# Какой аккордеон выбрать для обучения 3/4 или 4/4?



## Yaroslav Yatsyk (3 Ноя 2019)

Здравствуйте мне 22 года и я решил научиться играть на аккордеоне. Какой размер лучше подходит для начального обучения 3/4 или 4/4?


----------



## vev (3 Ноя 2019)

Yaroslav Yatsyk, 
Какой рост? 
Взрослому с нормальным ростом нужен полный инструмент


----------



## Yaroslav Yatsyk (3 Ноя 2019)

vev написал(а):


> Yaroslav Yatsyk,
> Какой рост?
> Взрослому с нормальным ростом нужен полный инструмент


Рост у меня: 187 см


----------



## vev (3 Ноя 2019)

yaroslav972802 написал(а):


> Рост у меня: 187 см


тогда без вариантов


Аргументы:
- на ¾ мех очень короткий и взрослый мужчина его просто напросто оторвет. 
- невозможно обеспечить нормальную постановку инструмента при игре сидя. Он либо будет висеть на ремнях, либо будет стоять но очень низко.
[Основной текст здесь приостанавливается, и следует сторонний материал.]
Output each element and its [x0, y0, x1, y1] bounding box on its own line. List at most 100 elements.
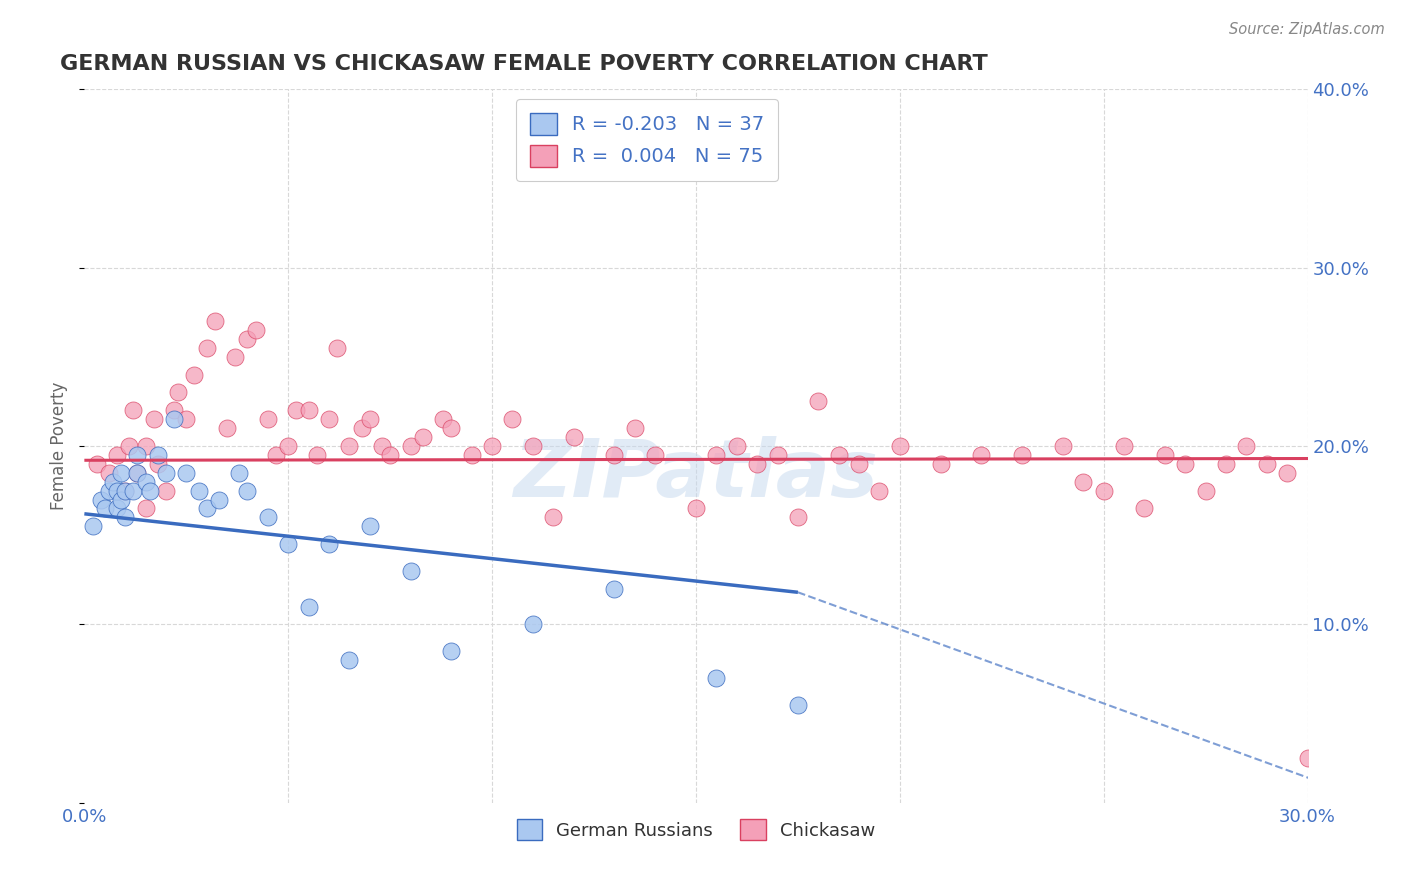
Point: [848, 457, 870, 471]
Point: [127, 466, 149, 480]
Point: [481, 439, 503, 453]
Point: [127, 448, 149, 462]
Point: [787, 510, 810, 524]
Point: [380, 448, 402, 462]
Point: [236, 332, 259, 346]
Point: [127, 466, 149, 480]
Point: [105, 448, 128, 462]
Point: [257, 510, 280, 524]
Point: [603, 448, 626, 462]
Point: [298, 403, 321, 417]
Point: [461, 448, 484, 462]
Point: [889, 439, 911, 453]
Point: [135, 439, 157, 453]
Point: [105, 501, 128, 516]
Point: [828, 448, 851, 462]
Y-axis label: Female Poverty: Female Poverty: [51, 382, 69, 510]
Point: [277, 537, 299, 551]
Point: [285, 403, 308, 417]
Point: [174, 466, 197, 480]
Point: [105, 483, 128, 498]
Point: [298, 599, 321, 614]
Point: [135, 501, 157, 516]
Point: [399, 564, 422, 578]
Point: [90, 492, 112, 507]
Point: [432, 412, 454, 426]
Point: [93, 501, 115, 516]
Point: [970, 448, 993, 462]
Text: GERMAN RUSSIAN VS CHICKASAW FEMALE POVERTY CORRELATION CHART: GERMAN RUSSIAN VS CHICKASAW FEMALE POVER…: [60, 54, 987, 74]
Point: [224, 350, 246, 364]
Point: [97, 483, 120, 498]
Point: [122, 403, 145, 417]
Point: [359, 519, 381, 533]
Point: [318, 412, 340, 426]
Text: ZIPatlas: ZIPatlas: [513, 435, 879, 514]
Point: [522, 439, 544, 453]
Point: [174, 412, 197, 426]
Point: [1195, 483, 1218, 498]
Point: [257, 412, 280, 426]
Point: [371, 439, 394, 453]
Point: [440, 644, 463, 658]
Point: [1073, 475, 1095, 489]
Text: Source: ZipAtlas.com: Source: ZipAtlas.com: [1229, 22, 1385, 37]
Point: [1236, 439, 1258, 453]
Point: [101, 475, 124, 489]
Point: [277, 439, 299, 453]
Point: [1011, 448, 1033, 462]
Point: [122, 483, 145, 498]
Point: [318, 537, 340, 551]
Point: [167, 385, 190, 400]
Point: [562, 430, 585, 444]
Point: [412, 430, 434, 444]
Point: [236, 483, 259, 498]
Point: [228, 466, 250, 480]
Point: [543, 510, 565, 524]
Point: [787, 698, 810, 712]
Point: [114, 510, 136, 524]
Point: [245, 323, 267, 337]
Point: [603, 582, 626, 596]
Point: [1256, 457, 1278, 471]
Point: [305, 448, 328, 462]
Point: [706, 671, 728, 685]
Point: [155, 483, 177, 498]
Point: [264, 448, 287, 462]
Point: [146, 448, 169, 462]
Point: [869, 483, 891, 498]
Point: [187, 483, 209, 498]
Point: [110, 466, 132, 480]
Point: [339, 653, 361, 667]
Point: [183, 368, 205, 382]
Point: [1114, 439, 1136, 453]
Point: [155, 466, 177, 480]
Point: [163, 403, 186, 417]
Point: [929, 457, 952, 471]
Point: [1174, 457, 1197, 471]
Point: [359, 412, 381, 426]
Point: [440, 421, 463, 435]
Point: [1215, 457, 1237, 471]
Point: [163, 412, 186, 426]
Point: [1296, 751, 1319, 765]
Point: [114, 483, 136, 498]
Point: [110, 492, 132, 507]
Point: [1154, 448, 1177, 462]
Point: [807, 394, 830, 409]
Point: [195, 341, 218, 355]
Point: [326, 341, 349, 355]
Point: [1052, 439, 1074, 453]
Point: [624, 421, 647, 435]
Point: [685, 501, 707, 516]
Point: [217, 421, 239, 435]
Point: [399, 439, 422, 453]
Point: [135, 475, 157, 489]
Point: [644, 448, 666, 462]
Point: [114, 483, 136, 498]
Point: [766, 448, 789, 462]
Point: [339, 439, 361, 453]
Point: [747, 457, 769, 471]
Point: [82, 519, 104, 533]
Point: [1133, 501, 1156, 516]
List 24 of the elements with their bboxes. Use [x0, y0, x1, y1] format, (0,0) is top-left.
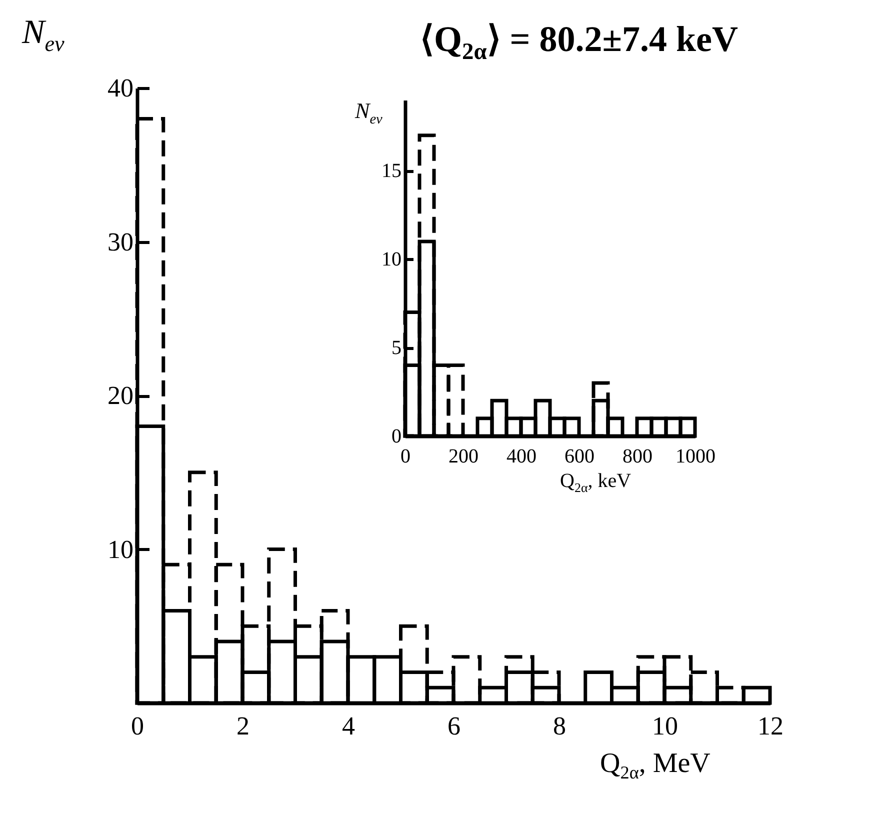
chart-title: ⟨Q$_{2α}$⟩ = 80.2±7.4 keV: [420, 18, 738, 66]
x-tick-label: 8: [553, 712, 566, 740]
y-tick-label: 30: [108, 227, 134, 256]
x-tick-label: 10: [652, 712, 678, 740]
x-tick-label: 12: [758, 712, 784, 740]
y-tick-label: 5: [392, 337, 402, 360]
y-axis-title: N$_{ev}$: [355, 98, 382, 128]
x-tick-label: 200: [448, 446, 478, 468]
x-tick-label: 1000: [676, 446, 716, 468]
y-axis-title: N$_{ev}$: [22, 14, 64, 57]
y-tick-label: 15: [382, 160, 402, 182]
x-axis-title: Q$_{2α}$, MeV: [600, 748, 710, 784]
x-tick-label: 4: [342, 712, 355, 740]
x-tick-label: 800: [622, 446, 652, 468]
y-tick-label: 40: [108, 74, 134, 102]
x-tick-label: 600: [564, 446, 594, 468]
y-tick-label: 10: [382, 248, 402, 271]
x-axis-title: Q$_{2α}$, keV: [560, 470, 632, 496]
x-tick-label: 2: [236, 712, 250, 740]
y-tick-label: 10: [108, 534, 134, 564]
y-tick-label: 20: [108, 381, 134, 410]
x-tick-label: 400: [506, 446, 536, 468]
y-tick-label: 0: [392, 426, 402, 448]
x-tick-label: 6: [448, 712, 460, 740]
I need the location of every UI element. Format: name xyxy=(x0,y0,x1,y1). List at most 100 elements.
Узкий диапазон тоже можно отнести сюда же. Его конечно же хватит для начального обучения, но достаточно быстро упретесь в конец клавиатуры.


----------



## Yaroslav Yatsyk (4 Ноя 2019)

Ещё один вопрос по теме
Итальянский полный трёхголосный подойдёт для начала обучения?


----------



## vev (4 Ноя 2019)

Да пофиг.... Если у него нормальная механика, не травит мех, нормальный строй - нивапрос. Садитесь за инструмент и вперед... 

Вот только, чтобы не наделать ошибок с самых первых шагов, возьмите несколько занятий с педагогом. Он должен поставить руку и инструмент. Поверьте, от этого очень многое зависит при освоении инструмента.


----------



## Alex33 (4 Ноя 2019)

Ярослав, почему Вы решили обучиться игре, именно, на аккордеоне, а не на баяне? А по поводу педагога--это правильный совет от Евгения.


----------



## Yaroslav Yatsyk (4 Ноя 2019)

Alex33 написал(а):


> Ярослав, почему Вы решили обучиться игре, именно, на аккордеоне, а не на баяне? А по поводу педагога--это правильный совет от Евгения.


Я просто знаком с клавиатурой фортепиано


----------



## Alexei (5 Ноя 2019)

yaroslav972802 написал(а):


> Я просто знаком с клавиатурой фортепиано


Имеет смысл познакомиться с клавиатурой баяна. Расположение кнопок на баяне упрощает исполнение. Сам инструмент как правило более компактный. Всё что играют на аккордеоне можно сыграть на баяне, но не наоборот.


----------



## Yaroslav Yatsyk (5 Ноя 2019)

Alexei написал(а):


> Имеет смысл познакомиться с клавиатурой баяна. Расположение кнопок на баяне упрощает исполнение. Сам инструмент как правило более компактный. Всё что играют на аккордеоне можно сыграть на баяне, но не наоборот.


Мне просто аккордеон более ближе чем баян


----------



## Alex33 (5 Ноя 2019)

yaroslav972802 написал(а):


> Я просто знаком с клавиатурой фортепиано


Тогда правильный выбор. Мне нравится продуманное расположение кнопок у баяна, что упрощает технические возможности при игре. Да и сам баянный бас впечатляет. Но аккордеон с 11 лет восхищал меня своей мелодичностью, да и внешним видом тоже... В добрый путь, Ярослав!


----------



## Yaroslav Yatsyk (5 Ноя 2019)

Alex33 написал(а):


> Тогда правильный выбор. Мне нравится продуманное расположение кнопок у баяна, что упрощает технические возможности при игре. Да и сам баянный бас впечатляет. Но аккордеон с 11 лет восхищал меня своей мелодичностью, да и внешним видом тоже... В добрый путь, Ярослав!


Большое спасибо))


----------